Who is at home? That’s my nightmare every weekend since I live here, I love New York and I really enjoy living in the middle of Manhattan, be by midtown I can move everywhere I want. The problem is that I’m living with a American family who, I guess they don’t believe in me, may them think I don’t have projects, I do, I have education and life, I keep me busy daily, I write everyday, read day by day, and the new… be comic.
Every morning around 5:45/6:00am Mateo wakes up, they are days that I’m already awake, but of course I pretend that I’m sleeping. Outside, I can hear the daily sounds, argue, playing, tv, screaming. I’m not part of that, as I keep myself in bed for the next 3 hours trapped in my own mind, trying to enjoy be here, almost impossible I'll be at work or a party and get that same feeling. I'm not like these people. I don't know what I'm doing here, why am I here? I got a panicky feeling in my chest, one that made it harder to breathe. Around 8/8:30 I made myself off my room, fixing a big morning smile and a loud enthusiastic “good morning” for everyone (I do it also for myself, give me hope to start the day, I will be closer to my dream today).

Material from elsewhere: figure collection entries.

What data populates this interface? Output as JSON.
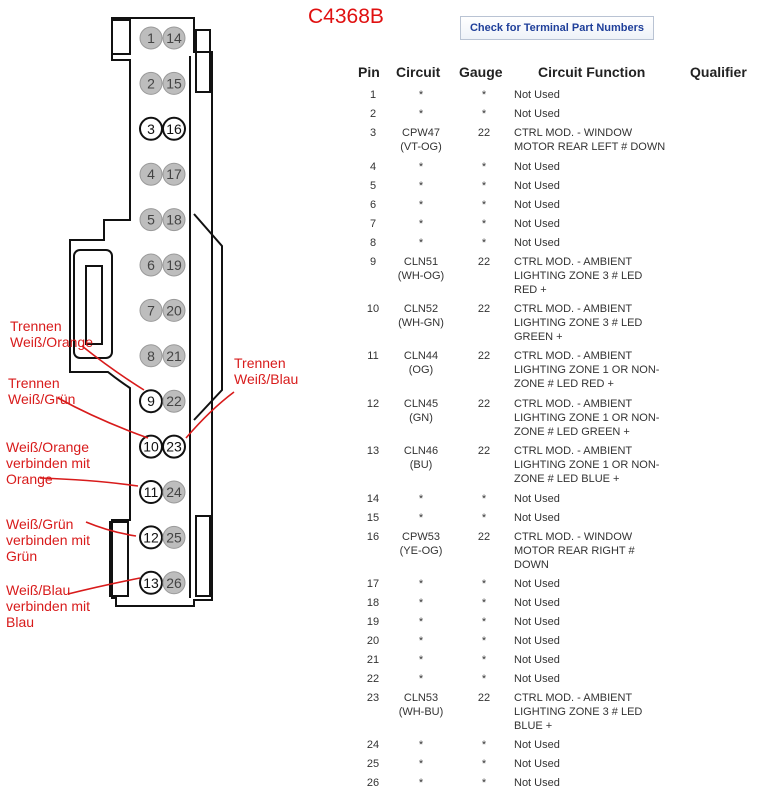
{
  "connector": {
    "id": "C4368B"
  },
  "button": {
    "label": "Check for Terminal Part Numbers"
  },
  "table": {
    "headers": [
      "Pin",
      "Circuit",
      "Gauge",
      "Circuit Function",
      "Qualifier"
    ],
    "rows": [
      {
        "pin": "1",
        "circuit": [
          "*"
        ],
        "gauge": "*",
        "function": [
          "Not Used"
        ]
      },
      {
        "pin": "2",
        "circuit": [
          "*"
        ],
        "gauge": "*",
        "function": [
          "Not Used"
        ]
      },
      {
        "pin": "3",
        "circuit": [
          "CPW47",
          "(VT-OG)"
        ],
        "gauge": "22",
        "function": [
          "CTRL MOD. - WINDOW",
          "MOTOR REAR LEFT # DOWN"
        ]
      },
      {
        "pin": "4",
        "circuit": [
          "*"
        ],
        "gauge": "*",
        "function": [
          "Not Used"
        ]
      },
      {
        "pin": "5",
        "circuit": [
          "*"
        ],
        "gauge": "*",
        "function": [
          "Not Used"
        ]
      },
      {
        "pin": "6",
        "circuit": [
          "*"
        ],
        "gauge": "*",
        "function": [
          "Not Used"
        ]
      },
      {
        "pin": "7",
        "circuit": [
          "*"
        ],
        "gauge": "*",
        "function": [
          "Not Used"
        ]
      },
      {
        "pin": "8",
        "circuit": [
          "*"
        ],
        "gauge": "*",
        "function": [
          "Not Used"
        ]
      },
      {
        "pin": "9",
        "circuit": [
          "CLN51",
          "(WH-OG)"
        ],
        "gauge": "22",
        "function": [
          "CTRL MOD. - AMBIENT",
          "LIGHTING ZONE 3 # LED",
          "RED +"
        ]
      },
      {
        "pin": "10",
        "circuit": [
          "CLN52",
          "(WH-GN)"
        ],
        "gauge": "22",
        "function": [
          "CTRL MOD. - AMBIENT",
          "LIGHTING ZONE 3 # LED",
          "GREEN +"
        ]
      },
      {
        "pin": "11",
        "circuit": [
          "CLN44",
          "(OG)"
        ],
        "gauge": "22",
        "function": [
          "CTRL MOD. - AMBIENT",
          "LIGHTING ZONE 1 OR NON-",
          "ZONE # LED RED +"
        ]
      },
      {
        "pin": "12",
        "circuit": [
          "CLN45",
          "(GN)"
        ],
        "gauge": "22",
        "function": [
          "CTRL MOD. - AMBIENT",
          "LIGHTING ZONE 1 OR NON-",
          "ZONE # LED GREEN +"
        ]
      },
      {
        "pin": "13",
        "circuit": [
          "CLN46",
          "(BU)"
        ],
        "gauge": "22",
        "function": [
          "CTRL MOD. - AMBIENT",
          "LIGHTING ZONE 1 OR NON-",
          "ZONE # LED BLUE +"
        ]
      },
      {
        "pin": "14",
        "circuit": [
          "*"
        ],
        "gauge": "*",
        "function": [
          "Not Used"
        ]
      },
      {
        "pin": "15",
        "circuit": [
          "*"
        ],
        "gauge": "*",
        "function": [
          "Not Used"
        ]
      },
      {
        "pin": "16",
        "circuit": [
          "CPW53",
          "(YE-OG)"
        ],
        "gauge": "22",
        "function": [
          "CTRL MOD. - WINDOW",
          "MOTOR REAR RIGHT #",
          "DOWN"
        ]
      },
      {
        "pin": "17",
        "circuit": [
          "*"
        ],
        "gauge": "*",
        "function": [
          "Not Used"
        ]
      },
      {
        "pin": "18",
        "circuit": [
          "*"
        ],
        "gauge": "*",
        "function": [
          "Not Used"
        ]
      },
      {
        "pin": "19",
        "circuit": [
          "*"
        ],
        "gauge": "*",
        "function": [
          "Not Used"
        ]
      },
      {
        "pin": "20",
        "circuit": [
          "*"
        ],
        "gauge": "*",
        "function": [
          "Not Used"
        ]
      },
      {
        "pin": "21",
        "circuit": [
          "*"
        ],
        "gauge": "*",
        "function": [
          "Not Used"
        ]
      },
      {
        "pin": "22",
        "circuit": [
          "*"
        ],
        "gauge": "*",
        "function": [
          "Not Used"
        ]
      },
      {
        "pin": "23",
        "circuit": [
          "CLN53",
          "(WH-BU)"
        ],
        "gauge": "22",
        "function": [
          "CTRL MOD. - AMBIENT",
          "LIGHTING ZONE 3 # LED",
          "BLUE +"
        ]
      },
      {
        "pin": "24",
        "circuit": [
          "*"
        ],
        "gauge": "*",
        "function": [
          "Not Used"
        ]
      },
      {
        "pin": "25",
        "circuit": [
          "*"
        ],
        "gauge": "*",
        "function": [
          "Not Used"
        ]
      },
      {
        "pin": "26",
        "circuit": [
          "*"
        ],
        "gauge": "*",
        "function": [
          "Not Used"
        ]
      }
    ]
  },
  "diagram": {
    "left_pins": [
      "1",
      "2",
      "3",
      "4",
      "5",
      "6",
      "7",
      "8",
      "9",
      "10",
      "11",
      "12",
      "13"
    ],
    "right_pins": [
      "14",
      "15",
      "16",
      "17",
      "18",
      "19",
      "20",
      "21",
      "22",
      "23",
      "24",
      "25",
      "26"
    ],
    "used_pins": [
      "3",
      "9",
      "10",
      "11",
      "12",
      "13",
      "16",
      "23"
    ],
    "colors": {
      "annotation": "#d81b1b",
      "pin_unused": "#bdbdbd",
      "outline": "#111111"
    }
  },
  "annotations": [
    {
      "id": "trennen-wo",
      "text": "Trennen\nWeiß/Orange"
    },
    {
      "id": "trennen-wg",
      "text": "Trennen\nWeiß/Grün"
    },
    {
      "id": "trennen-wb",
      "text": "Trennen\nWeiß/Blau"
    },
    {
      "id": "wo-orange",
      "text": "Weiß/Orange\nverbinden mit\nOrange"
    },
    {
      "id": "wg-gruen",
      "text": "Weiß/Grün\nverbinden mit\nGrün"
    },
    {
      "id": "wb-blau",
      "text": "Weiß/Blau\nverbinden mit\nBlau"
    }
  ]
}
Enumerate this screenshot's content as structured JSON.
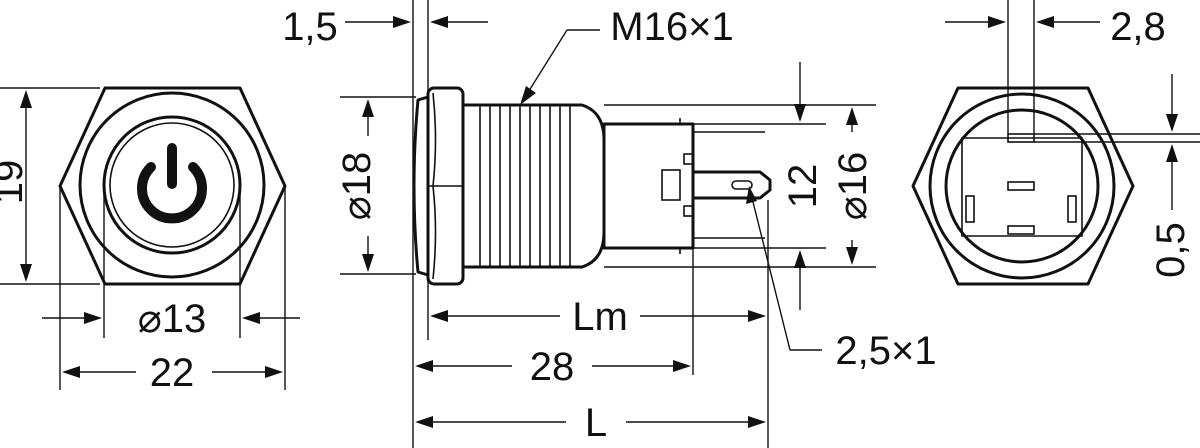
{
  "views": {
    "front": {
      "labels": {
        "height": "19",
        "inner_diameter": "⌀13",
        "width": "22"
      },
      "symbol": "power-icon"
    },
    "side": {
      "labels": {
        "flange_thickness": "1,5",
        "thread": "M16×1",
        "flange_diameter": "⌀18",
        "body_size": "12",
        "thread_diameter": "⌀16",
        "mounting_length": "Lm",
        "body_length": "28",
        "total_length": "L",
        "terminal_size": "2,5×1"
      }
    },
    "rear": {
      "labels": {
        "pin_width": "2,8",
        "pin_thickness": "0,5"
      }
    }
  }
}
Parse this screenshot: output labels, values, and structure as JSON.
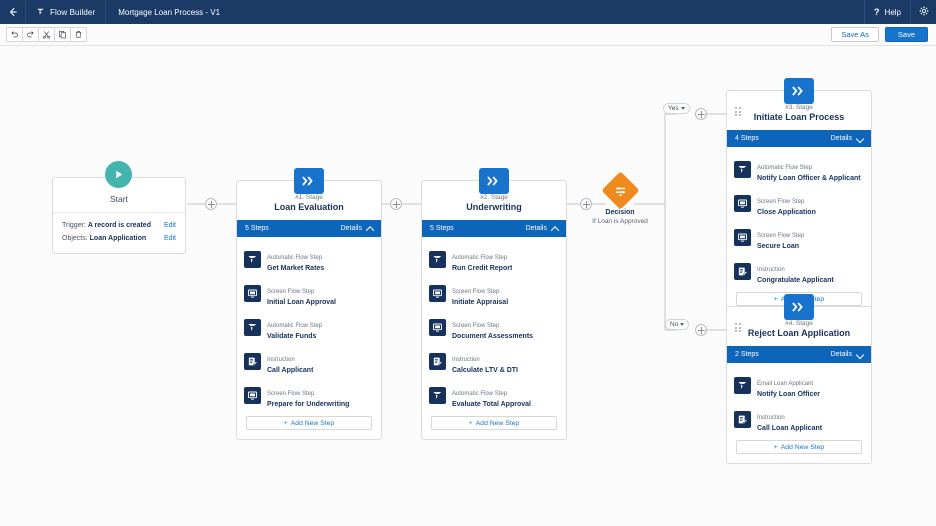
{
  "header": {
    "back_icon": "arrow-left-icon",
    "app_icon": "flow-builder-icon",
    "app_label": "Flow Builder",
    "title": "Mortgage Loan Process - V1",
    "help_mark": "?",
    "help_label": "Help",
    "settings_icon": "gear-icon"
  },
  "toolbar": {
    "buttons": [
      {
        "name": "undo-button",
        "icon": "undo-icon"
      },
      {
        "name": "redo-button",
        "icon": "redo-icon"
      },
      {
        "name": "cut-button",
        "icon": "scissors-icon"
      },
      {
        "name": "copy-button",
        "icon": "copy-icon"
      },
      {
        "name": "delete-button",
        "icon": "trash-icon"
      }
    ],
    "save_as_label": "Save As",
    "save_label": "Save"
  },
  "start": {
    "icon": "play-icon",
    "title": "Start",
    "rows": [
      {
        "label": "Trigger:",
        "value": "A record is created",
        "action": "Edit"
      },
      {
        "label": "Objects:",
        "value": "Loan Application",
        "action": "Edit"
      }
    ]
  },
  "decision": {
    "icon": "decision-icon",
    "title": "Decision",
    "subtitle": "If Loan is Approved",
    "branches": [
      {
        "label": "Yes",
        "name": "branch-yes"
      },
      {
        "label": "No",
        "name": "branch-no"
      }
    ]
  },
  "add_step_label": "Add New Step",
  "stages": [
    {
      "number": "#1. Stage",
      "name": "Loan Evaluation",
      "steps_count": "5 Steps",
      "details_label": "Details",
      "collapse_state": "expanded",
      "has_grip": false,
      "steps": [
        {
          "type": "Automatic Flow Step",
          "label": "Get Market Rates",
          "icon": "automatic-flow-icon"
        },
        {
          "type": "Screen Flow Step",
          "label": "Initial Loan Approval",
          "icon": "screen-flow-icon"
        },
        {
          "type": "Automatic Flow Step",
          "label": "Validate Funds",
          "icon": "automatic-flow-icon"
        },
        {
          "type": "Instruction",
          "label": "Call Applicant",
          "icon": "instruction-icon"
        },
        {
          "type": "Screen Flow Step",
          "label": "Prepare for Underwriting",
          "icon": "screen-flow-icon"
        }
      ]
    },
    {
      "number": "#2. Stage",
      "name": "Underwriting",
      "steps_count": "5 Steps",
      "details_label": "Details",
      "collapse_state": "expanded",
      "has_grip": false,
      "steps": [
        {
          "type": "Automatic Flow Step",
          "label": "Run Credit Report",
          "icon": "automatic-flow-icon"
        },
        {
          "type": "Screen Flow Step",
          "label": "Initiate Appraisal",
          "icon": "screen-flow-icon"
        },
        {
          "type": "Screen Flow Step",
          "label": "Document Assessments",
          "icon": "screen-flow-icon"
        },
        {
          "type": "Instruction",
          "label": "Calculate LTV & DTI",
          "icon": "instruction-icon"
        },
        {
          "type": "Automatic Flow Step",
          "label": "Evaluate Total Approval",
          "icon": "automatic-flow-icon"
        }
      ]
    },
    {
      "number": "#3. Stage",
      "name": "Initiate Loan Process",
      "steps_count": "4 Steps",
      "details_label": "Details",
      "collapse_state": "collapsed",
      "has_grip": true,
      "steps": [
        {
          "type": "Automatic Flow Step",
          "label": "Notify Loan Officer & Applicant",
          "icon": "automatic-flow-icon"
        },
        {
          "type": "Screen Flow Step",
          "label": "Close Application",
          "icon": "screen-flow-icon"
        },
        {
          "type": "Screen Flow Step",
          "label": "Secure Loan",
          "icon": "screen-flow-icon"
        },
        {
          "type": "Instruction",
          "label": "Congratulate Applicant",
          "icon": "instruction-icon"
        }
      ]
    },
    {
      "number": "#4. Stage",
      "name": "Reject Loan Application",
      "steps_count": "2 Steps",
      "details_label": "Details",
      "collapse_state": "collapsed",
      "has_grip": true,
      "steps": [
        {
          "type": "Email Loan Applicant",
          "label": "Notify Loan Officer",
          "icon": "automatic-flow-icon"
        },
        {
          "type": "Instruction",
          "label": "Call Loan Applicant",
          "icon": "instruction-icon"
        }
      ]
    }
  ],
  "colors": {
    "header_navy": "#1b3a66",
    "brand_blue": "#1873cc",
    "steps_bar_blue": "#0d66ba",
    "dark_navy": "#16325c",
    "decision_orange": "#f08a1e",
    "start_teal": "#45b4ae",
    "canvas_bg": "#fbfbfb"
  }
}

I have no I idea why I haven't been able to sleep... but it is killing me, it’s not just the weekend, it is every single day. Between the weekdays comfort me that I should be up at 6:20 to get ready to work (there some days that I fall sleep went I should be up). I'd been lying awake for the last few hours, because having no social life meant that you went to bed early, event on nights where there is more excitement, but I have no friends or boyfriend in the city right now (sadly I know), I’m working on that. Yes I’m trying to make new friends, the reason the weekends are a nightmare, like I told you I live with an American family, so “Mi casa es su casa”, I’m grateful for what I have, for where I live, I just want to be alone at home without feel guilty of don’t help around (the weekends) or because I want to sleep all day long, or watch a movie, the problem is that if I do that I’ll be a lazy nobody plus selfish. If I go out night’s weekend my sleep consists on 3 to 4 hours per day. But wherever I lay down, I would find myself tossing and turning for hours, my thoughts keeping me awake. I just asking to have my weekends for sleep. Good Luck to me!